雹に関しては、旧約聖書の出エジプト記に以下のようなくだりがあります。
出エジプト記 09章 23-24節
モーセが天に向かって杖を差し伸べると、主は雷と雹を下され、稲妻が大地に向かって走った。主はエジプトの地に雹を降らせられた。
雹が降り、その間を絶え間なく稲妻が走った。それは甚だ激しく、このような雹が全土に降ったことは、エジプトの国始まって以来かつてなかったほどであった。
今の時代、つまり 21世紀というのは、この中のいくつかの言葉を他の言葉にかえるとわかりやすいのかもしれません。
このような雹が地球に降ったことは、文明史が始まって以来かつてなかったほどであった。
そして、この 5月9日から 11日の 3日間は、まさに「かつてないほどの規模で、世界中で雹が降りまくった」のでした。
この 3日ほどの間に発生した激しい雹嵐のうちのほんのいくつかをご紹介させていただきます。

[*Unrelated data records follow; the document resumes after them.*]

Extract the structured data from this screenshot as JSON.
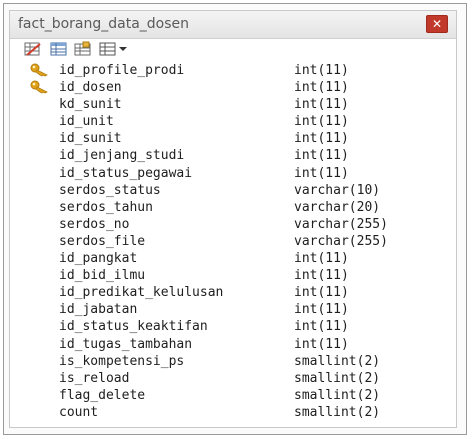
{
  "window": {
    "title": "fact_borang_data_dosen",
    "close_label": "✕"
  },
  "toolbar": {
    "icons": [
      "design-table-icon",
      "table-properties-icon",
      "table-data-icon",
      "table-view-dropdown-icon"
    ]
  },
  "colors": {
    "close_bg": "#c0392b",
    "key_icon": "#e0a21a",
    "text": "#1e1e1e"
  },
  "fields": [
    {
      "name": "id_profile_prodi",
      "type": "int(11)",
      "primary_key": true
    },
    {
      "name": "id_dosen",
      "type": "int(11)",
      "primary_key": true
    },
    {
      "name": "kd_sunit",
      "type": "int(11)",
      "primary_key": false
    },
    {
      "name": "id_unit",
      "type": "int(11)",
      "primary_key": false
    },
    {
      "name": "id_sunit",
      "type": "int(11)",
      "primary_key": false
    },
    {
      "name": "id_jenjang_studi",
      "type": "int(11)",
      "primary_key": false
    },
    {
      "name": "id_status_pegawai",
      "type": "int(11)",
      "primary_key": false
    },
    {
      "name": "serdos_status",
      "type": "varchar(10)",
      "primary_key": false
    },
    {
      "name": "serdos_tahun",
      "type": "varchar(20)",
      "primary_key": false
    },
    {
      "name": "serdos_no",
      "type": "varchar(255)",
      "primary_key": false
    },
    {
      "name": "serdos_file",
      "type": "varchar(255)",
      "primary_key": false
    },
    {
      "name": "id_pangkat",
      "type": "int(11)",
      "primary_key": false
    },
    {
      "name": "id_bid_ilmu",
      "type": "int(11)",
      "primary_key": false
    },
    {
      "name": "id_predikat_kelulusan",
      "type": "int(11)",
      "primary_key": false
    },
    {
      "name": "id_jabatan",
      "type": "int(11)",
      "primary_key": false
    },
    {
      "name": "id_status_keaktifan",
      "type": "int(11)",
      "primary_key": false
    },
    {
      "name": "id_tugas_tambahan",
      "type": "int(11)",
      "primary_key": false
    },
    {
      "name": "is_kompetensi_ps",
      "type": "smallint(2)",
      "primary_key": false
    },
    {
      "name": "is_reload",
      "type": "smallint(2)",
      "primary_key": false
    },
    {
      "name": "flag_delete",
      "type": "smallint(2)",
      "primary_key": false
    },
    {
      "name": "count",
      "type": "smallint(2)",
      "primary_key": false
    }
  ]
}
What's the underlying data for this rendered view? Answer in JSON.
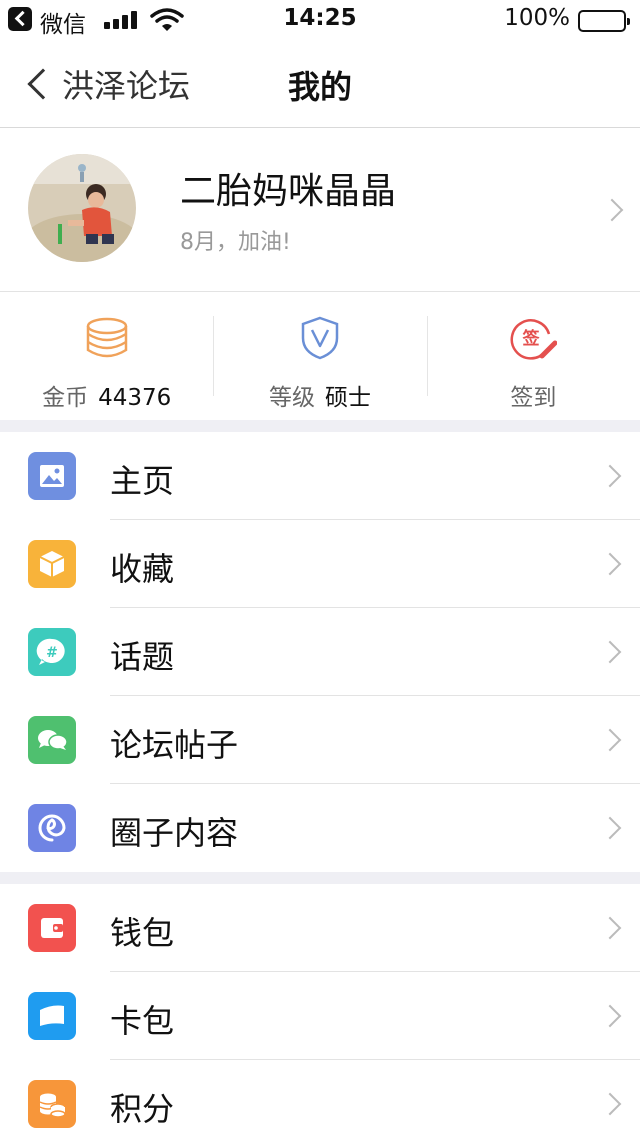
{
  "status_bar": {
    "back_app": "微信",
    "time": "14:25",
    "battery_percent": "100%",
    "battery_level": 1.0,
    "signal_bars": 4
  },
  "nav": {
    "back_label": "洪泽论坛",
    "title": "我的"
  },
  "profile": {
    "name": "二胎妈咪晶晶",
    "subtitle": "8月，加油!"
  },
  "stats": [
    {
      "label": "金币",
      "value": "44376",
      "icon": "coins-icon",
      "color": "#f0a25a"
    },
    {
      "label": "等级",
      "value": "硕士",
      "icon": "shield-v-icon",
      "color": "#6a8fd6"
    },
    {
      "label": "签到",
      "value": "",
      "icon": "sign-in-icon",
      "color": "#e4504e"
    }
  ],
  "menu_groups": [
    [
      {
        "label": "主页",
        "icon": "picture-icon",
        "color": "#6f8fe0"
      },
      {
        "label": "收藏",
        "icon": "box-icon",
        "color": "#f8b33a"
      },
      {
        "label": "话题",
        "icon": "hashtag-bubble-icon",
        "color": "#3dcbbd"
      },
      {
        "label": "论坛帖子",
        "icon": "chat-bubbles-icon",
        "color": "#4fc06f"
      },
      {
        "label": "圈子内容",
        "icon": "swirl-icon",
        "color": "#6f84e4"
      }
    ],
    [
      {
        "label": "钱包",
        "icon": "wallet-icon",
        "color": "#f2524f"
      },
      {
        "label": "卡包",
        "icon": "card-icon",
        "color": "#1f9cf0"
      },
      {
        "label": "积分",
        "icon": "coin-stack-icon",
        "color": "#f7963a"
      }
    ]
  ]
}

2019年5月9 - 11日 地球が雹の攻撃を受けた日
5月10日 雹に覆われたオーストラリア・ケイプ・パターソンの海岸
5月10日 雹で覆われたイタリア・ミラノにあるマルペンサ空港
5月10日 爆撃のような雹が降った米ルイジアナ州のサルファーの様子
5月10日 激しい雹嵐の中のメキシコ・モンテレイ
5月11日 パキスタンのパンジャブに降った雹のサイズ
5月11日 ロシアのロデイノイェポリェが雹嵐に見舞われる
5月10日 米テキサス州に降った雹のサイズとその形
このあたりまでとさせていただきます。
これらのような事象や光景を「黙示録的」と表現していいのかどうかはわかりませんけれど、しかし、21世紀に入ってからの、たった 20年ほどの間のこれほどの気象の急激な変化というものは、
「現実の生活への影響という意味では、十分に黙示録的」
ではあると思います。
何しろ、アメリカだけで、毎年 2兆円などという規模の経済被害を出しているわけで、世界全体で雹嵐が増加していることを考えますと、地球規模での経済的被害や人的な被害は壮絶なものとなっているはずで、そして現状の気象状況を見れば、この雹による影響は今後も拡大する一方であることは間違いはないはずです。
まあ・・・やっぱり今は「純粋な黙示録の時代」なのかもしれないですね。